In the PBS documentary titled GI Jews: Jewish Americans In World War II, listen to what happened next:
Narrator:
Master Sergeant Roddie Edmonds, a Protestant from Knoxville, Tennessee, was known for his strong leadership and deep moral conviction. He was the commanding officer in charge of the 1,275 American prisoners.
Tanner continues:
Master Sergeant Roddie Edmonds said, “We will all be there in the morning in formation, and I will be at the head.” The next morning, we were lined up. German Major Siegmann marched over. “Roddie said to him, ‘We’re all Jews here. Siegmann said, ‘You can’t all be Jews.’”
The German took out his Luger, pointed it at Roddie’s forehead, and said, “You will order the Jewish-American soldiers to step forward, or I will shoot you right now.”
Edmonds replied “Major, you can shoot me, but if you do, you’re going to have to shoot all of us. We know who you are, and this war is almost over, and you will be a war criminal.” The major spun around and went back to his barracks, and Roddie dismissed the men.[2]
That one brave action saved 200 Jewish-American soldiers that day. I’m sure no soldier, Jew or Gentile, present that day ever forgot how God rewarded their bravery with life.
Take note of all of this. When God gives you an incredible story of how He providentially placed you to do courageous work for Him, make sure others know about it. Why? So they can have hope in evil times, be empowered to be brave when the moment arrives, and give God the glory for what He did to push back evil and replace it with holiness and justice.
Fourth,
Victories Over Evil Should Be Encouraging (Esther 10:1-3)
The tenth and final chapter of Esther is short but powerful:
1 Now King Ahasuerus laid a tribute on the land and on the coastlands of the sea. 2 And all the accomplishments of his authority and strength, and the full account of the greatness of Mordecai, to which the king advanced him, are they not written in the Book of the Chronicles of the Kings of Media and Persia? 3 For Mordecai the Jew was second only to King Ahasuerus and great among the Jews, and in favor with the multitude of his kinsmen, one who sought the good of his people and one who spoke for the welfare of his whole nation (Esther 10).
From a literary perspective, this is called inclusio. What is this? It is when a story closes with how it started. The book begins with King Xerxes doing quite well as the leader of a superpower nation called Persia. Sure, things went south for him in the rest of the book; however, God brought two amazing, God-fearing people into his life, and their presence, in turn, blessed him greatly. That’s one message we glean from these verses. When you are courageous like Esther and Mordecai, God gives you righteous reveals, and the unbelievers around you get blessed by God in unforeseen ways.

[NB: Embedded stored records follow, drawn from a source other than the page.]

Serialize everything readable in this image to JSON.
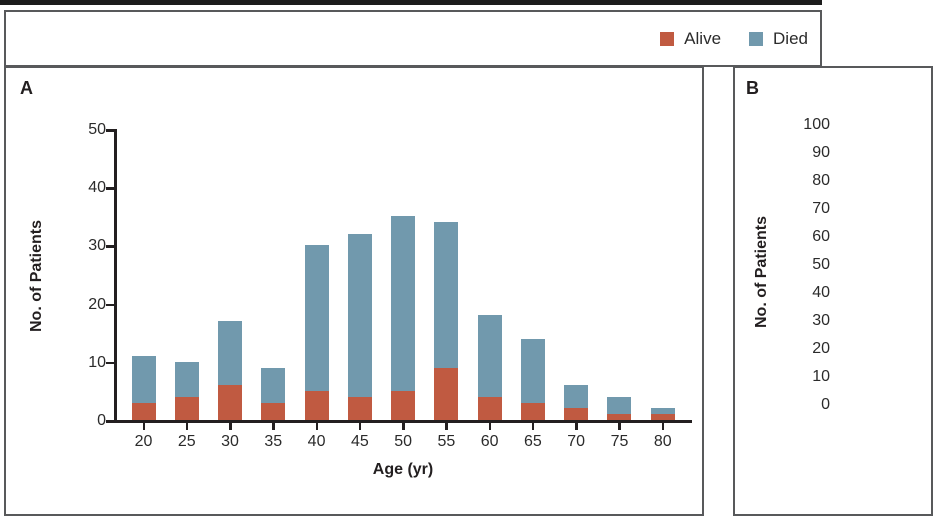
{
  "colors": {
    "alive": "#c05a41",
    "died": "#7199ad",
    "frame_border": "#58595b",
    "top_rule": "#1c1c1c",
    "text": "#231f20"
  },
  "legend": {
    "items": [
      {
        "label": "Alive",
        "color": "#c05a41"
      },
      {
        "label": "Died",
        "color": "#7199ad"
      }
    ]
  },
  "panels": {
    "a": {
      "letter": "A",
      "ylabel": "No. of Patients",
      "xlabel": "Age (yr)"
    },
    "b": {
      "letter": "B",
      "ylabel": "No. of Patients"
    }
  },
  "chart_data": [
    {
      "panel": "A",
      "type": "bar",
      "stacked": true,
      "title": "",
      "xlabel": "Age (yr)",
      "ylabel": "No. of Patients",
      "categories": [
        20,
        25,
        30,
        35,
        40,
        45,
        50,
        55,
        60,
        65,
        70,
        75,
        80
      ],
      "series": [
        {
          "name": "Alive",
          "color": "#c05a41",
          "values": [
            3,
            4,
            6,
            3,
            5,
            4,
            5,
            9,
            4,
            3,
            2,
            1,
            1
          ]
        },
        {
          "name": "Died",
          "color": "#7199ad",
          "values": [
            8,
            6,
            11,
            6,
            25,
            28,
            30,
            25,
            14,
            11,
            4,
            3,
            1
          ]
        }
      ],
      "totals": [
        11,
        10,
        17,
        9,
        30,
        32,
        35,
        34,
        18,
        14,
        6,
        4,
        2
      ],
      "ylim": [
        0,
        50
      ],
      "y_ticks": [
        0,
        10,
        20,
        30,
        40,
        50
      ],
      "x_ticks": [
        20,
        25,
        30,
        35,
        40,
        45,
        50,
        55,
        60,
        65,
        70,
        75,
        80
      ],
      "grid": false,
      "legend_position": "top-right"
    },
    {
      "panel": "B",
      "type": "bar",
      "clipped": true,
      "ylabel": "No. of Patients",
      "ylim": [
        0,
        100
      ],
      "y_ticks": [
        0,
        10,
        20,
        30,
        40,
        50,
        60,
        70,
        80,
        90,
        100
      ],
      "grid": false
    }
  ]
}
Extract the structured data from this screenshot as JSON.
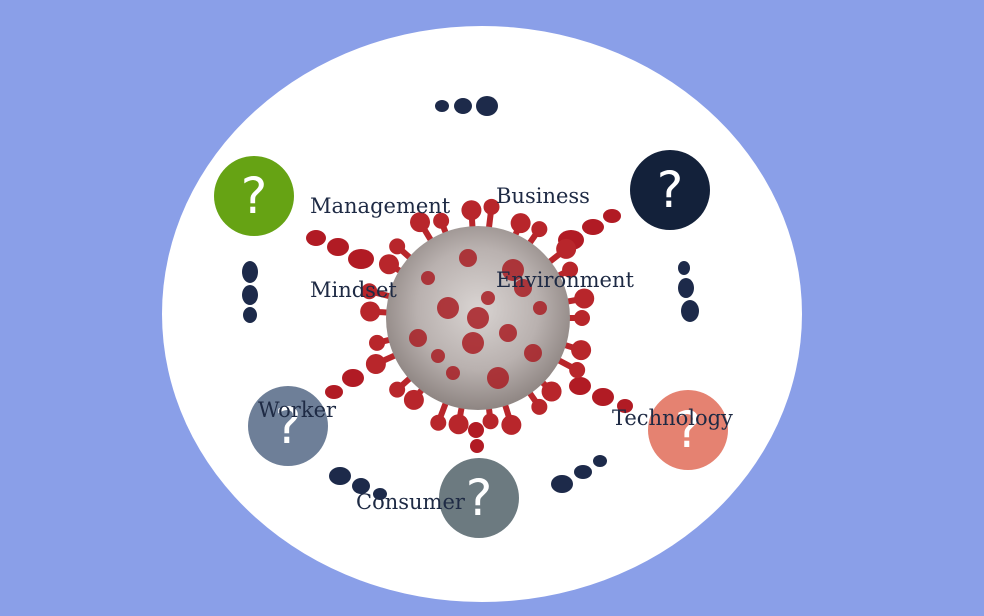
{
  "colors": {
    "background": "#8a9fe8",
    "ellipse": "#ffffff",
    "dot_dark": "#1d2a4a",
    "dot_red": "#b11b24",
    "virus": "#b8262b",
    "virus_core": "#c9c3c1"
  },
  "center": {
    "icon": "virus-icon"
  },
  "nodes": [
    {
      "id": "management",
      "label_lines": [
        "Management",
        "Mindset"
      ],
      "symbol": "?",
      "color": "#66a314"
    },
    {
      "id": "business",
      "label_lines": [
        "Business",
        "Environment"
      ],
      "symbol": "?",
      "color": "#13213a"
    },
    {
      "id": "technology",
      "label_lines": [
        "Technology"
      ],
      "symbol": "?",
      "color": "#e58271"
    },
    {
      "id": "consumer",
      "label_lines": [
        "Consumer"
      ],
      "symbol": "?",
      "color": "#6c7a80"
    },
    {
      "id": "worker",
      "label_lines": [
        "Worker"
      ],
      "symbol": "?",
      "color": "#6e7f98"
    }
  ]
}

In addition, these verses remind us of how God took a no-name, obscure Jewish man and, through much adversity and sadness, positioned him to save his people in a way he never saw coming. Further, his divinely ordained deliverance based on his newfound political elevation helped his people not only on Adar 13, 14, and 15, but he went on to impact his people, along with Queen Esther, for many years beyond this. That is encouraging. It’s also instructive. When, not if, God works a righteous reversal through you, you have a divine duty to continue to protect others and promote all that is holy, righteous, and just.
Now, there is only one question left to ask: Can the Lord count on you to be courageous for the sake of righteousness and holiness?
[1] Warren W. Wiersbe, Be Committed, “Be” Commentary Series (Wheaton, IL: Victor Books, 1993), 160–161.
[2] PBS Video, “GI Jews — Jewish Americans In World War II,” PBS (Accessed 3/29/21).